Vakantie

Vakantie. Eindelijk.

Ik was er echt aan toe, het is de laatste weken vreselijk druk geweest. En voor iemand durft piepen over de vele vakantie: ik neem gewoon mijn overuren op, serieus.

Enfin, Wolf is deze morgen voor vijf dagen vertrokken naar Center Parcs met Quinten en diens ouders en grootouders, dus hebben Kobe, Merel en ik het rijk voor ons alleen. En vandaag hebben we dan ook niks gedaan.

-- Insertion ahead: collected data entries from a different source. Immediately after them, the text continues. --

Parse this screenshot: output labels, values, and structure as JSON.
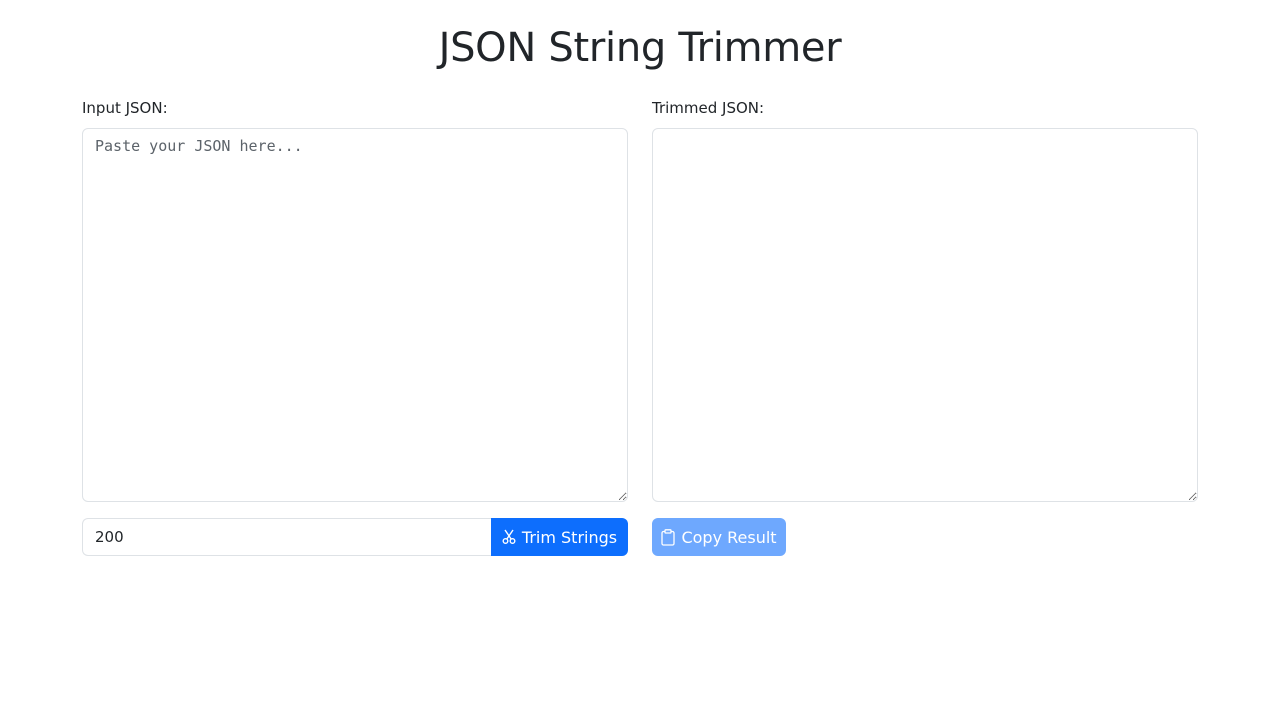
{
  "header": {
    "title": "JSON String Trimmer"
  },
  "input_panel": {
    "label": "Input JSON:",
    "placeholder": "Paste your JSON here...",
    "value": ""
  },
  "output_panel": {
    "label": "Trimmed JSON:",
    "value": ""
  },
  "controls": {
    "max_length_value": "200",
    "trim_button_label": "Trim Strings",
    "trim_button_icon": "scissors-icon",
    "copy_button_label": "Copy Result",
    "copy_button_icon": "clipboard-icon",
    "copy_button_disabled": true
  },
  "colors": {
    "primary": "#0d6efd",
    "primary_disabled": "#6ea8fe",
    "border": "#dee2e6",
    "text": "#212529"
  }
}
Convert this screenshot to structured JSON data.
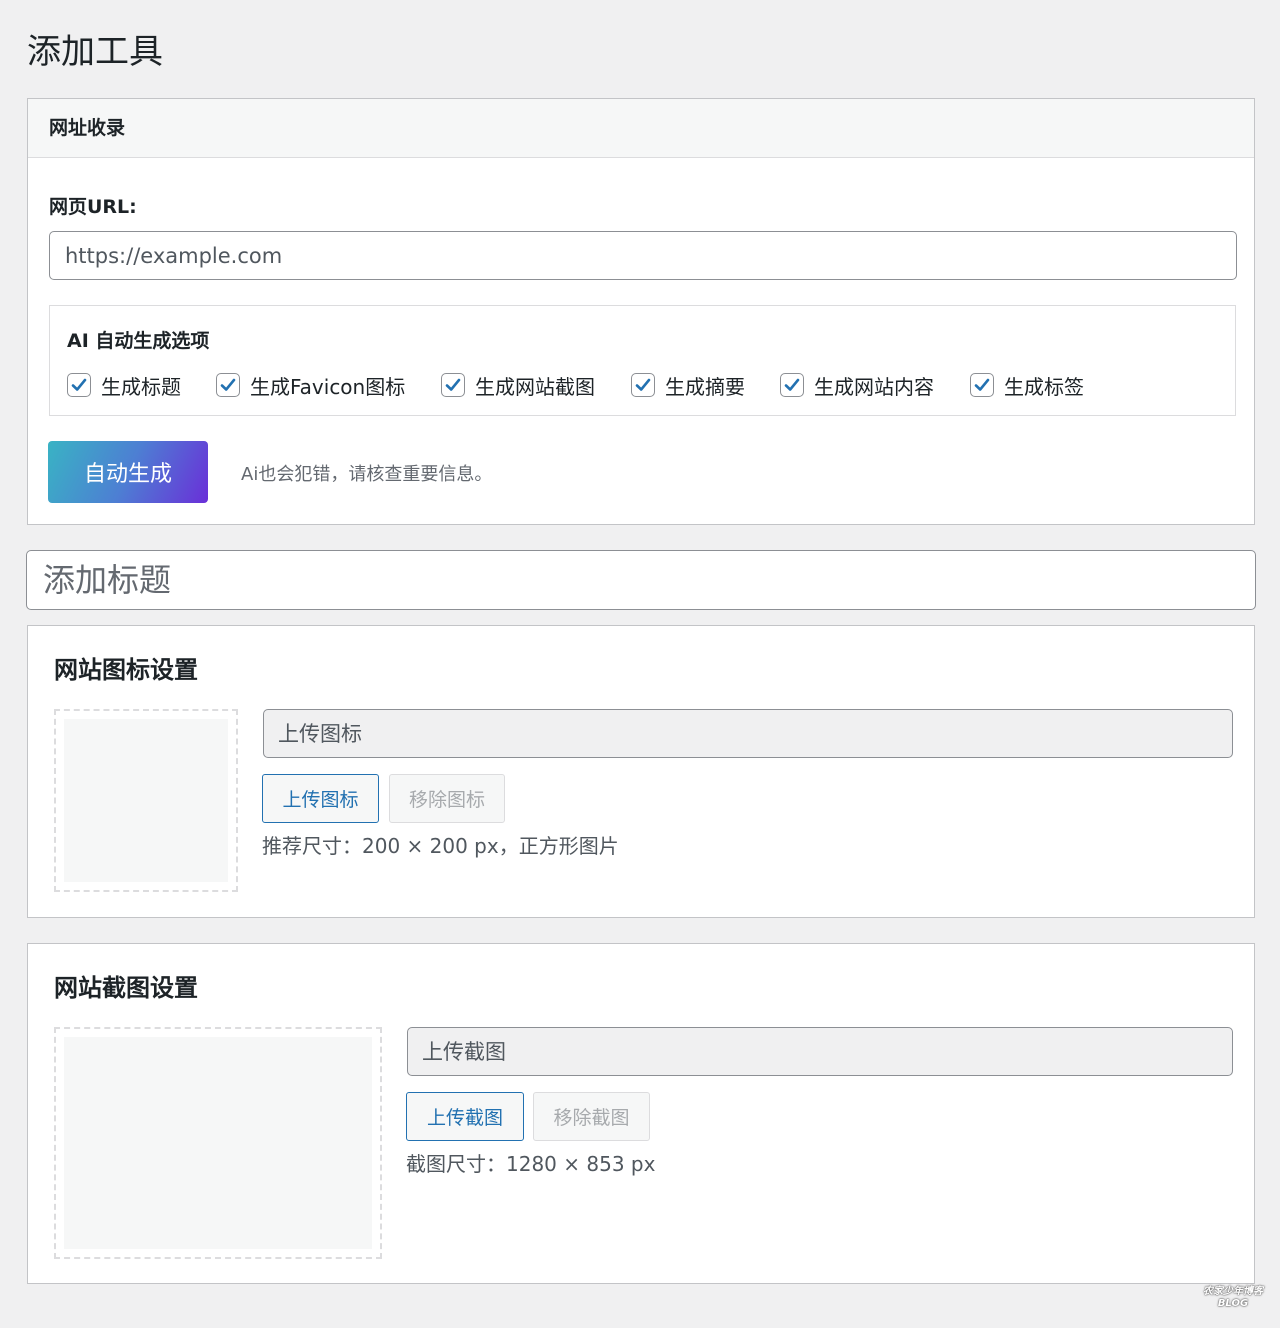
{
  "page": {
    "title": "添加工具"
  },
  "url_panel": {
    "header": "网址收录",
    "url_label": "网页URL:",
    "url_placeholder": "https://example.com",
    "ai_options_title": "AI 自动生成选项",
    "options": [
      {
        "label": "生成标题",
        "checked": true
      },
      {
        "label": "生成Favicon图标",
        "checked": true
      },
      {
        "label": "生成网站截图",
        "checked": true
      },
      {
        "label": "生成摘要",
        "checked": true
      },
      {
        "label": "生成网站内容",
        "checked": true
      },
      {
        "label": "生成标签",
        "checked": true
      }
    ],
    "generate_button": "自动生成",
    "ai_note": "Ai也会犯错，请核查重要信息。",
    "gradient_colors": [
      "#39b3c4",
      "#4d7fd3",
      "#6a2fd8"
    ]
  },
  "title_field": {
    "placeholder": "添加标题"
  },
  "icon_section": {
    "title": "网站图标设置",
    "field_placeholder": "上传图标",
    "upload_button": "上传图标",
    "remove_button": "移除图标",
    "hint": "推荐尺寸：200 × 200 px，正方形图片"
  },
  "screenshot_section": {
    "title": "网站截图设置",
    "field_placeholder": "上传截图",
    "upload_button": "上传截图",
    "remove_button": "移除截图",
    "hint": "截图尺寸：1280 × 853 px"
  },
  "watermark": {
    "line1": "农家少年博客",
    "line2": "BLOG"
  },
  "colors": {
    "accent": "#2271b1",
    "background": "#f0f0f1",
    "checkmark": "#2271b1"
  }
}
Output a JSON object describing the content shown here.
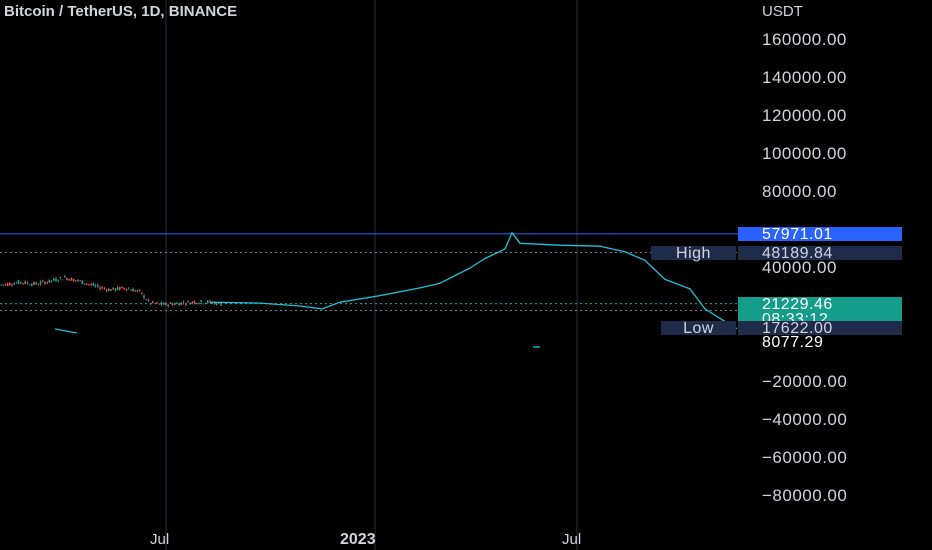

Of toch: ik ben met ons pa naar de neurologe geweest, omdat het de laatste tijd echt niet goed met hem gaat, sinds de verandering van medicatie na zijn manische episode. En daar ben ik wel een paar dingen te weten gekomen, ja. Zo had zij bijvoorbeeld sterk geadviseerd dat hij even zou opgenomen worden in de PAAZ (Psychiatrische Afdeling Algemeen Ziekenhuis), een soort crisiscentrum, maar dat had hij resoluut geweigerd. Hij had haar dan wel beloofd contact op te nemen met een psychiater, en had kaartjes meegekregen en alles, maar had daar wel in alle talen over gezwegen tegen mij. Hij was blijkbaar ook weer gestopt met bepaalde medicatie op eigen houtje, omdat hij het uiteraard beter weet dan iemand die 14 jaar gestudeerd heeft.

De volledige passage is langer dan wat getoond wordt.